Esa primera explicación es teológica y conlleva un juicio sobre las conciencias de los perseguidores, así que, sin dejar de apuntarla, la segunda es más apropiada para un artículo de opinión política. Sánchez saca petróleo táctico de su persecución al Valle de los Caídos.
Moviliza a los suyos. Como cuando los hooligans de un equipo de fútbol celebran, con cierta miseria moral, las derrotas del equipo rival. “A río revuelto, ganancia de pescadores”, dice el refrán, que es lo que aplica Sánchez enfangando a posta la convivencia entre españoles.
Además, desactiva la autoridad moral de sus rivales. Sánchez se la tiene jurada a Isabel Díaz Ayuso, pero no termina de cogerle las vueltas, salvo en este tema. La valerosa líder popular se achanta con el Valle y no lo defiende, como podría y debería, y suelta excusas chorras como que a ella lo que le importa es el Silicon Valley. Sánchez sabe que esta cobardía de Díaz Ayuso socava su leyenda de indómita (ja).
Lo mismo, pero peor (o sea, mejor para Sánchez) consigue con la Iglesia, que debería ser el gran contrapoder, la máxima autoridad moral, el indómito contra mundum que pone pie en pared.
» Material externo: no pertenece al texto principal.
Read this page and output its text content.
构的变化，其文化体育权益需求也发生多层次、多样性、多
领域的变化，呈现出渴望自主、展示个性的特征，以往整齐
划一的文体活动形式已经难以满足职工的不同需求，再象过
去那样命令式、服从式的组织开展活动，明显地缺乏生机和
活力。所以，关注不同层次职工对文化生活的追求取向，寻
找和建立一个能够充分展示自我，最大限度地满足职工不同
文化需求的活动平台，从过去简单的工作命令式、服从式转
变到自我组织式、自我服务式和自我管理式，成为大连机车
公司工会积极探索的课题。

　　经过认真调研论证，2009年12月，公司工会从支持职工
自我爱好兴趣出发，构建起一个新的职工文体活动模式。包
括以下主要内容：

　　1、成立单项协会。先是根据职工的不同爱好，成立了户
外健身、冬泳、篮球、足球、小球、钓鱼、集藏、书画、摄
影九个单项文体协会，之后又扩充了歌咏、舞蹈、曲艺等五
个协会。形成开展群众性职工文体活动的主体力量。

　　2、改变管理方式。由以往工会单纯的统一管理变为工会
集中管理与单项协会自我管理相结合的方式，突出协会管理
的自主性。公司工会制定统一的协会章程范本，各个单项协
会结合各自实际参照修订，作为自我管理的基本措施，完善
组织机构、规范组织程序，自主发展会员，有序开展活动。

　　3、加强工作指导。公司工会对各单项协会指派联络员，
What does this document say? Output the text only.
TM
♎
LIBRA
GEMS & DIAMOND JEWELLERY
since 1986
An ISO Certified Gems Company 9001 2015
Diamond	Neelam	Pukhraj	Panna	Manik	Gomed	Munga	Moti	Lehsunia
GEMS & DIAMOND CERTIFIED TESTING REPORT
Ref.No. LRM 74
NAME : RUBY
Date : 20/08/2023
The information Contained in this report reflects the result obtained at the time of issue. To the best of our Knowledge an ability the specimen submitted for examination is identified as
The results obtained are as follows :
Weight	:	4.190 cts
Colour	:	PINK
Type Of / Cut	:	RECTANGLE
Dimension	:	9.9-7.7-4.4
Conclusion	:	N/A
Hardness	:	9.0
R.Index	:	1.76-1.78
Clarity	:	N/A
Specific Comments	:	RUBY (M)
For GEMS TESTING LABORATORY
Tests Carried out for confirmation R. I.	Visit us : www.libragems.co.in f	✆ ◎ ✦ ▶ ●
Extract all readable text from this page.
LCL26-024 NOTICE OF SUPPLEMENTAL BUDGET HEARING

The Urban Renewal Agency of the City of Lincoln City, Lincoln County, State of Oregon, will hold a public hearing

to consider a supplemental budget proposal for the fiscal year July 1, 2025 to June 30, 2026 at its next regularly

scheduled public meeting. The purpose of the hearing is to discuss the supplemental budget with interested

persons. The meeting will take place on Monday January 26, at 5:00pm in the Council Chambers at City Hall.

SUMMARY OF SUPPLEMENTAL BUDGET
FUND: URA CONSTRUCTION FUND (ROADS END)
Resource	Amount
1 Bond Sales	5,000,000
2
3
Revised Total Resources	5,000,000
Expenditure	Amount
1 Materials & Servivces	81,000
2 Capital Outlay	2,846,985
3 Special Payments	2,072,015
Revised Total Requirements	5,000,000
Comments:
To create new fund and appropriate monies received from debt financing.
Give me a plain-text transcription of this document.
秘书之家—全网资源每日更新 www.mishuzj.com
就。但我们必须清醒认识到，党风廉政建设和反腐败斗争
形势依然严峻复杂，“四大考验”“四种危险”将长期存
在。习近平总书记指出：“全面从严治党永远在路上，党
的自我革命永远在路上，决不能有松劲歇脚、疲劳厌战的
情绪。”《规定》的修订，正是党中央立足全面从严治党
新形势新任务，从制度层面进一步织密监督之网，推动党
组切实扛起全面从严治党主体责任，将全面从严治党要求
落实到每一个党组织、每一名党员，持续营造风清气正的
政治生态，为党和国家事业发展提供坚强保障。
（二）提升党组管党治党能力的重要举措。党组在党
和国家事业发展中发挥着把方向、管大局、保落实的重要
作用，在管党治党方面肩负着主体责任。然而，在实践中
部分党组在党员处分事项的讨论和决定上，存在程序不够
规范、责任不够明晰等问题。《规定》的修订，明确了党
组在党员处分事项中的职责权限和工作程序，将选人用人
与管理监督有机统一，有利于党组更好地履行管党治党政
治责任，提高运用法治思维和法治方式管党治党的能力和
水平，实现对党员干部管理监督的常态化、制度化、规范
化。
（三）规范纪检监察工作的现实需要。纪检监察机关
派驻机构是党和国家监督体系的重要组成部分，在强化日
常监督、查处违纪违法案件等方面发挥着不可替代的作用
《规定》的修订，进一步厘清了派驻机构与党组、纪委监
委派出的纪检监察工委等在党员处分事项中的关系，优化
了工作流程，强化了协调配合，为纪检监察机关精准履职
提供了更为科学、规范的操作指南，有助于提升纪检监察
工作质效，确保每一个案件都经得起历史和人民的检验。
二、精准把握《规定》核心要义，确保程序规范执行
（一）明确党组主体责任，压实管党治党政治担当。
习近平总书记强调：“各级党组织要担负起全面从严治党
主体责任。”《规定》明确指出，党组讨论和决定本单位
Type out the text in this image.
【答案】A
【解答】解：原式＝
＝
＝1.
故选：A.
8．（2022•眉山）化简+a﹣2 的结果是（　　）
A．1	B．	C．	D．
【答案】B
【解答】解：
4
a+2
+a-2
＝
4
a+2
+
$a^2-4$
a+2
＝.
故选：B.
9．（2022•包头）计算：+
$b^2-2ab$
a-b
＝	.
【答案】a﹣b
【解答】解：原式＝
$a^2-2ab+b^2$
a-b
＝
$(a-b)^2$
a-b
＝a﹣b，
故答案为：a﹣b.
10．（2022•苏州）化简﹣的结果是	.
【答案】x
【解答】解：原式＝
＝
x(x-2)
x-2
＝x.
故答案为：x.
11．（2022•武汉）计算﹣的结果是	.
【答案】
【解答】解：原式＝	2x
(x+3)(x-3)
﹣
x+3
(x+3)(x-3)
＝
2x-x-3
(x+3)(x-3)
Y cuya jerarquía está dando unas muestras de sometimiento desmoralizadoras. El desconcierto y la división entre los fieles es palpable. ¡Cuánto lo tiene que estar gozando el presidente!
Lo que los cristianos no podemos permitir (los cristianos de a pie al menos) es que para todos estos trucos de política alicorta se aprovechen de la cruz más grande del mundo, de una basílica consagrada a la reconciliación, de un cementerio y de una comunidad benedictina. Así se funden las dos explicaciones: el odio a la cruz se regodea en rentabilizar su desprecio. Hay, pues, que amarla y alzarla. Defenderla hoy pasa por sostener la del Valle.